They are pretty simple in design, just a AAA battery holder (w/ 2 AAA's), an On - Off button, and a 5 mm LED (no resistors or anything else). Problem is, I'm having a little trouble figuring out just WHY they are working...sounds odd right?...allow me to explain:
Let me start by saying I didn't really plan these out all that well...I had an LED kicking around from an old toy, so I basically just kept hooking AAA batteries up to it until it worked (came out with needing 2 AAAs). Eventually, I went and bought the LEDs you see in the final project (from Radio Shack), which have these specs:
- Forward Voltage: 3.7 typ 4.5 max
- Forward Current: 20mA (30mA max)
So, that being said, I decided to see if I could figure out how to determine how much voltage I actually need for the LED to work (I wanted to stop putting the cart before the horse, so to speak, and this isn't going to be my last project, not by a long shot, so I wanted to get more knowledgeable before I moved forward). After reading the LED tutorial here http://www.ladyada.net/learn/arduino/LEDs.html, I realized it was pretty easy to figure out the power requirements for an LED, per the article:
If you are making up a power supply, by adding up AA's in a pack, try to have about half or one volt minimum 'headroom' above the highest forward voltage, so that you can have a small resistor, around 100 or 200 ohms. Going lower than that isn't suggested because the forward voltage can vary, and resistors can vary, and the battery can vary and all these little variances of 0.2 Volts or so add up and you won't get the brightness you want.

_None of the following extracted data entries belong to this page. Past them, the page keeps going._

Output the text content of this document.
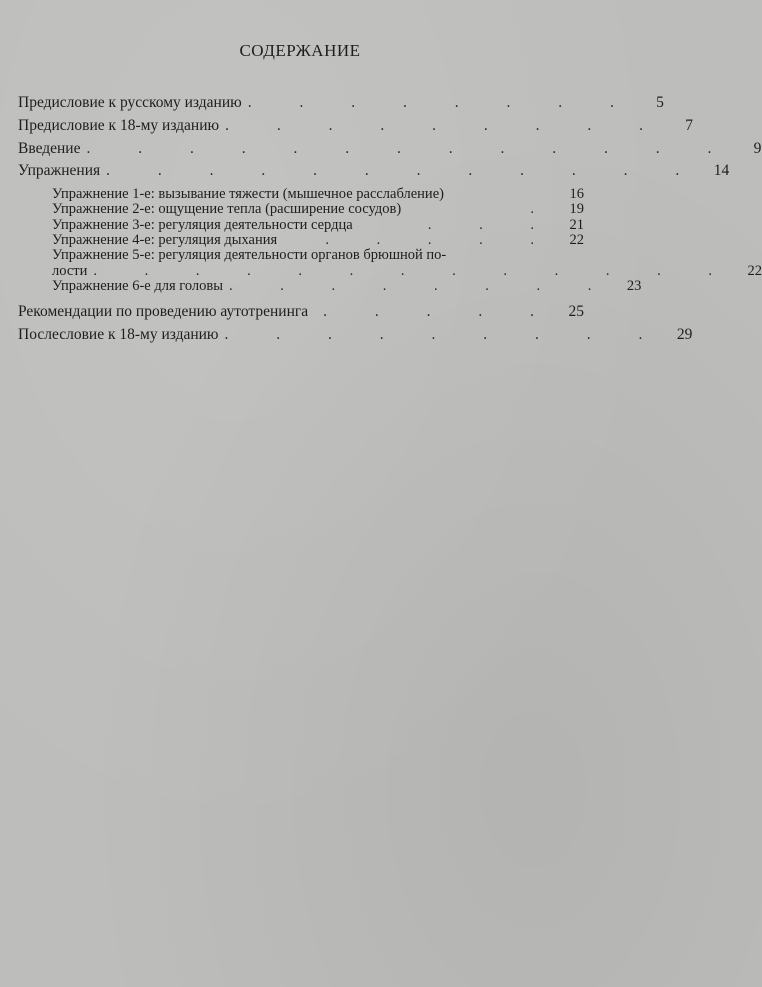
СОДЕРЖАНИЕ
Предисловие к русскому изданию . . . . . . . .	5
Предисловие к 18-му изданию . . . . . . . . .	7
Введение . . . . . . . . . . . . .	9
Упражнения . . . . . . . . . . . . 14
Упражнение 1-е: вызывание тяжести (мышечное расслабление)	16
Упражнение 2-е: ощущение тепла (расширение сосудов)	. 19
Упражнение 3-е: регуляция деятельности сердца	. . . 21
Упражнение 4-е: регуляция дыхания	. . . . . 22
Упражнение 5-е: регуляция деятельности органов брюшной по-
лости . . . . . . . . . . . . . 22
Упражнение 6-е для головы . . . . . . . . 23
Рекомендации по проведению аутотренинга . . . . . 25
Послесловие к 18-му изданию . . . . . . . . . 29
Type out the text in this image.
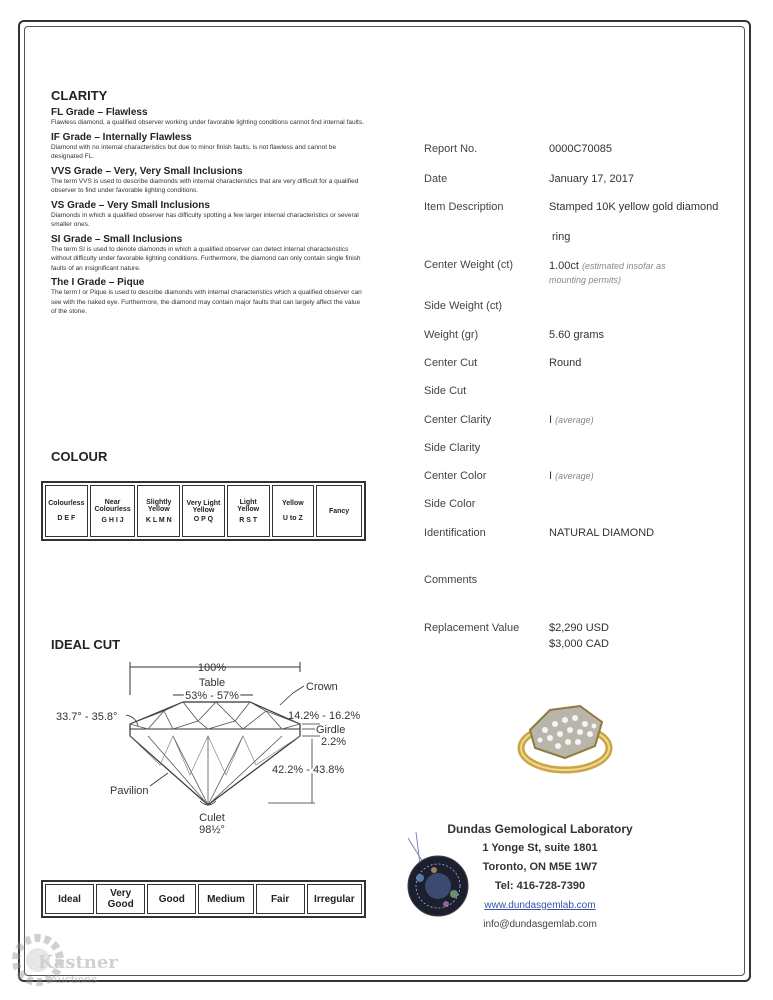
CLARITY
FL Grade – Flawless
Flawless diamond, a qualified observer working under favorable lighting conditions cannot find internal faults.
IF Grade – Internally Flawless
Diamond with no internal characteristics but due to minor finish faults, is not flawless and cannot be designated FL.
VVS Grade – Very, Very Small Inclusions
The term VVS is used to describe diamonds with internal characteristics that are very difficult for a qualified observer to find under favorable lighting conditions.
VS Grade – Very Small Inclusions
Diamonds in which a qualified observer has difficulty spotting a few larger internal characteristics or several smaller ones.
SI Grade – Small Inclusions
The term SI is used to denote diamonds in which a qualified observer can detect internal characteristics without difficulty under favorable lighting conditions. Furthermore, the diamond can only contain single finish faults of an insignificant nature.
The I Grade – Pique
The term I or Pique is used to describe diamonds with internal characteristics which a qualified observer can see with the naked eye. Furthermore, the diamond may contain major faults that can largely affect the value of the stone.
COLOUR
Colourless
D E F

Near Colourless
G H I J

Slightly Yellow
K L M N

Very Light Yellow
O P Q

Light Yellow
R S T

Yellow
U to Z

Fancy
IDEAL CUT
100%
Table
53% - 57%
Crown
33.7° - 35.8°	14.2% - 16.2%
Girdle
2.2%
42.2% - 43.8%
Pavilion
Culet
98½°
Ideal	Very Good	Good	Medium	Fair	Irregular
Report No.	0000C70085
Date	January 17, 2017
Item Description	Stamped 10K yellow gold diamond
ring
Center Weight (ct)	1.00ct (estimated insofar as mounting permits)
Side Weight (ct)
Weight (gr)	5.60 grams
Center Cut	Round
Side Cut
Center Clarity	I (average)
Side Clarity
Center Color	I (average)
Side Color
Identification	NATURAL DIAMOND
Comments
Replacement Value	$2,290 USD
$3,000 CAD
Dundas Gemological Laboratory
1 Yonge St, suite 1801
Toronto, ON M5E 1W7
Tel: 416-728-7390
www.dundasgemlab.com
info@dundasgemlab.com
Kastner
Auctions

So that got me to thinking...the current power supply I'm using is only 3 volts (2x AAAs @ 1.5v each), but my LED has a Forward Voltage of 3.7v...which, at least if I understand things correctly, means that my 2 AAAs shouldn't be able to light up my LED (which I also confirmed with this calculator: http://led.linear1.org/1led.wiz).

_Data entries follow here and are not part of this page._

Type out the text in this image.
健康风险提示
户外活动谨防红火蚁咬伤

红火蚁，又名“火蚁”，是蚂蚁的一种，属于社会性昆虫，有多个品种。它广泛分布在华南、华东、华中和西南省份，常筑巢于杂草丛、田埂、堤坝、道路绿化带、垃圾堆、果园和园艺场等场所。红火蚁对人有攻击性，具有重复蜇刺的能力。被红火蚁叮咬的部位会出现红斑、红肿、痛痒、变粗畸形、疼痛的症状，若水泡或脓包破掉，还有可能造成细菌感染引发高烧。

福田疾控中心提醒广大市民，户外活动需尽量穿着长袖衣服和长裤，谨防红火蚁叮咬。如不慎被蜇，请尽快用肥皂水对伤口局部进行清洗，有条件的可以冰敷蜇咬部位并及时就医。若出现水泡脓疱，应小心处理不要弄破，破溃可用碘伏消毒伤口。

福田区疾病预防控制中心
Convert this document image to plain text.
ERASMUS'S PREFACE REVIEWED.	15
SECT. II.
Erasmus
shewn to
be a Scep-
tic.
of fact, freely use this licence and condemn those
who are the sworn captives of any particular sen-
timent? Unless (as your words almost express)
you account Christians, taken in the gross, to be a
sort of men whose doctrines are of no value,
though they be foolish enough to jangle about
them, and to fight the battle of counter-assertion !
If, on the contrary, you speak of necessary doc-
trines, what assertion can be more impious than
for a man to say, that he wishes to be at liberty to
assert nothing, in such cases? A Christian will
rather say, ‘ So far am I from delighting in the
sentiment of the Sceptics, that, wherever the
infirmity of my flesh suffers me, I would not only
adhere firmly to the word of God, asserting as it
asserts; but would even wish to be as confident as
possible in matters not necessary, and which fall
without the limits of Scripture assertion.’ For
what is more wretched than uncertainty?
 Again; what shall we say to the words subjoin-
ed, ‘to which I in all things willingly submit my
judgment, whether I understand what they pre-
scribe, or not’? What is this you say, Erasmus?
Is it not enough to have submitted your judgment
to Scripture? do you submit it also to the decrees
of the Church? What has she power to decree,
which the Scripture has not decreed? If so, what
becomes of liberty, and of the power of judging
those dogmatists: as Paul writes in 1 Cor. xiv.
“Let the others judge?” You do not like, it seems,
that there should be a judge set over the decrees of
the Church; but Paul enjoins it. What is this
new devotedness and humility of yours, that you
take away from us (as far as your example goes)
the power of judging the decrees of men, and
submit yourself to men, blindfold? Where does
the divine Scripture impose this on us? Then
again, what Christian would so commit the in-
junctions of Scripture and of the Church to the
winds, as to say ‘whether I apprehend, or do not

Not to be deterred, I told myself "Self, this isn't the real world, and electricity isn't perfect, so you should measure the batteries to be sure they are in fact putting out 3v, as you expect." So I busted out the voltmeter, hooked it up to the 2 AAAs, and determined that they were in fact putting out 1.6v each, rather than 1.5v, but that still didn't work out to be enough voltage...cue pulling out hair session.
So, I suppose, my question (or rather, questions) is, why does my circuit work? Is there still variance to be considered in the Foward Voltage of the LED, and maybe things are meeting up just enough for it to work? Am I reading the LED tutorial too literally? Is there something else I'm not taking into account?

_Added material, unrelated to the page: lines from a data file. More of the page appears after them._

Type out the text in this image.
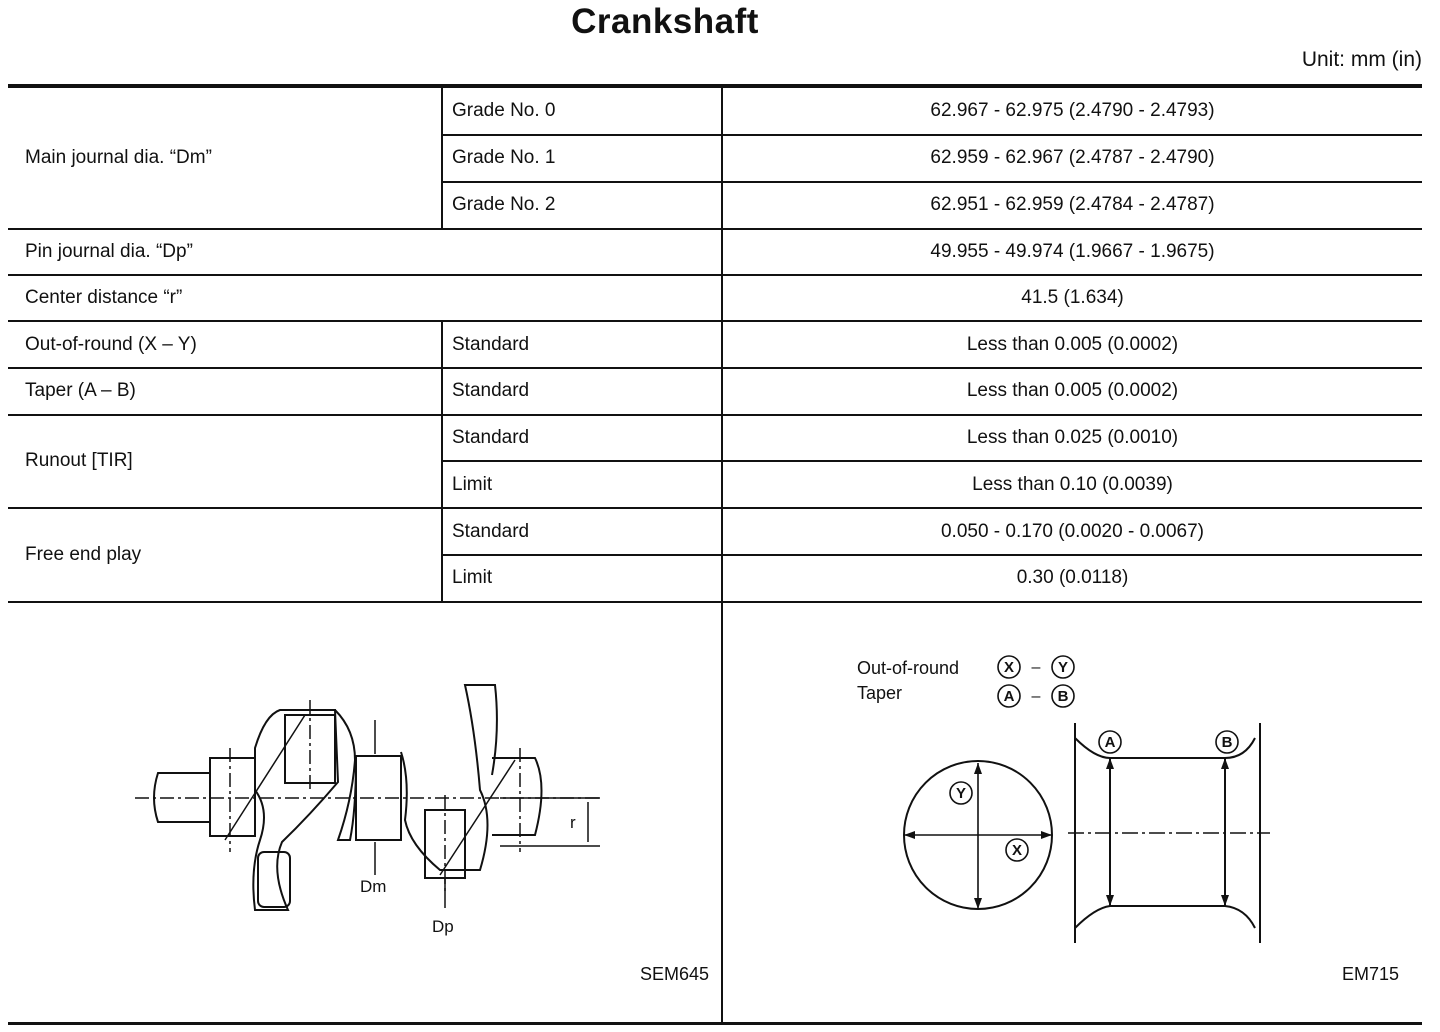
Crankshaft
Unit: mm (in)
Main journal dia. “Dm”
Grade No. 0	62.967 - 62.975 (2.4790 - 2.4793)
Grade No. 1	62.959 - 62.967 (2.4787 - 2.4790)
Grade No. 2	62.951 - 62.959 (2.4784 - 2.4787)
Pin journal dia. “Dp”	49.955 - 49.974 (1.9667 - 1.9675)
Center distance “r”	41.5 (1.634)
Out-of-round (X – Y)	Standard	Less than 0.005 (0.0002)
Taper (A – B)	Standard	Less than 0.005 (0.0002)
Runout [TIR]
Standard	Less than 0.025 (0.0010)
Limit	Less than 0.10 (0.0039)
Free end play
Standard	0.050 - 0.170 (0.0020 - 0.0067)
Limit	0.30 (0.0118)
Dm
Dp
r
SEM645
Out-of-round
Taper
X	Y
A	B
–
–
Y
X
A	B
EM715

One of the reasons I'm asking is because I'm about to make some more of them (some other kids in my family were infatuated with them, and would like some of their own), and I was looking at other LEDs on mouser, and was going to purchase ones that had a Forward Voltage of 2.1v typ and I wanted to make sure that I would be able to properly supply power to them. My guess is I'll need to use a resistor with those LEDs, but I don't want to guess at something until I figure out why what I have now works!